6. Are Amazonian River Dolphins endangered? What are their main threats?
Yes, the pink river dolphin is classified as an endangered species by the International Union for Conservation of Nature (IUCN) and there’s evidence of population decline. The Tuxuci is classified as Data Deficient, meaning there’s not enough information for the Tucuxi, which also puts this species in a vulnerable situation.
The main threats are: habitat destruction associated with logging and pollution and hydroelectric dam projects, negative interaction with fisheries and miners (use of their meat as bait, by-catch, mercury poison, etc).

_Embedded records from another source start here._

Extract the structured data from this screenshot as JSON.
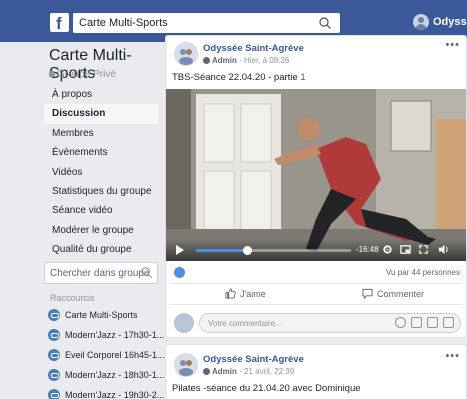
{
  "topbar": {
    "logo": "f",
    "search_value": "Carte Multi-Sports",
    "user_name": "Odyssée"
  },
  "group": {
    "title": "Carte Multi-Sports",
    "privacy": "Groupe Privé"
  },
  "nav": [
    {
      "label": "À propos",
      "active": false
    },
    {
      "label": "Discussion",
      "active": true
    },
    {
      "label": "Membres",
      "active": false
    },
    {
      "label": "Évènements",
      "active": false
    },
    {
      "label": "Vidéos",
      "active": false
    },
    {
      "label": "Statistiques du groupe",
      "active": false
    },
    {
      "label": "Séance vidéo",
      "active": false
    },
    {
      "label": "Modérer le groupe",
      "active": false
    },
    {
      "label": "Qualité du groupe",
      "active": false
    }
  ],
  "group_search": {
    "placeholder": "Chercher dans groupe"
  },
  "shortcuts": {
    "title": "Raccourcis",
    "items": [
      "Carte Multi-Sports",
      "Modern'Jazz - 17h30-1...",
      "Eveil Corporel 16h45-1...",
      "Modern'Jazz - 18h30-1...",
      "Modern'Jazz - 19h30-2..."
    ]
  },
  "post1": {
    "author": "Odyssée Saint-Agrève",
    "role": "Admin",
    "time": "Hier, à 09:26",
    "text_prefix": "TBS-Séance 22.04.20 - partie ",
    "text_num": "1",
    "video": {
      "time_remaining": "-16:48",
      "progress": 0.33
    },
    "views": "Vu par 44 personnes",
    "like_label": "J'aime",
    "comment_label": "Commenter",
    "comment_placeholder": "Votre commentaire..."
  },
  "post2": {
    "author": "Odyssée Saint-Agrève",
    "role": "Admin",
    "time": "21 avril, 22:39",
    "text": "Pilates -séance du 21.04.20 avec Dominique"
  },
  "colors": {
    "brand": "#3b5998",
    "link": "#385898",
    "accent": "#4a90e2"
  }
}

Increase of anthropogenic presence evidenced in increase of boats traffic, roads.
7. What are your favorite facts about Pink and Grey River Dolphins?
One of our favorite things about the pink river dolphins, is the fact that they are pink. Actually they are born grey, but as they grow older, their skin becomes more translucent, and the blood shows through. Their great intelligence and social interactions amaze us every time, especially knowing that during their nursery period they aggregate in ‘cochas’ and raise their offspring together.
The Grey River Dolphins also have very interesting facts about them: not too long ago they where thought to be able to live in salty water too. That is because in the shallow waters along the Atlantic live a very similar species, their closest living relatives, the “Costeros” exists. But now, it is well known that they are different species, and that the tucuxi is endemic to this region and live exclusively in the Amazon and Orinoco basins.
8. Is there another aquatic animal in the Amazon Basin that you are particularly passionate about?
Giant River Otters are one of my favorites in the Amazon.
9. What can guests expect to do aboard a Delfin Amazon Cruise departure with you?
Researchers can be very cryptic, so it is difficult for the general public to understand what we do, although we can benefit from the input and the curiosity from people that don’t necessarily work in science. That interface of interaction is beautiful to my opinion because it promotes that science is more available and useful for the society. I hope people will come up to us during the cruises with questions that we can help solve and that we can also get ideas on how to make science more fun and easy to understand.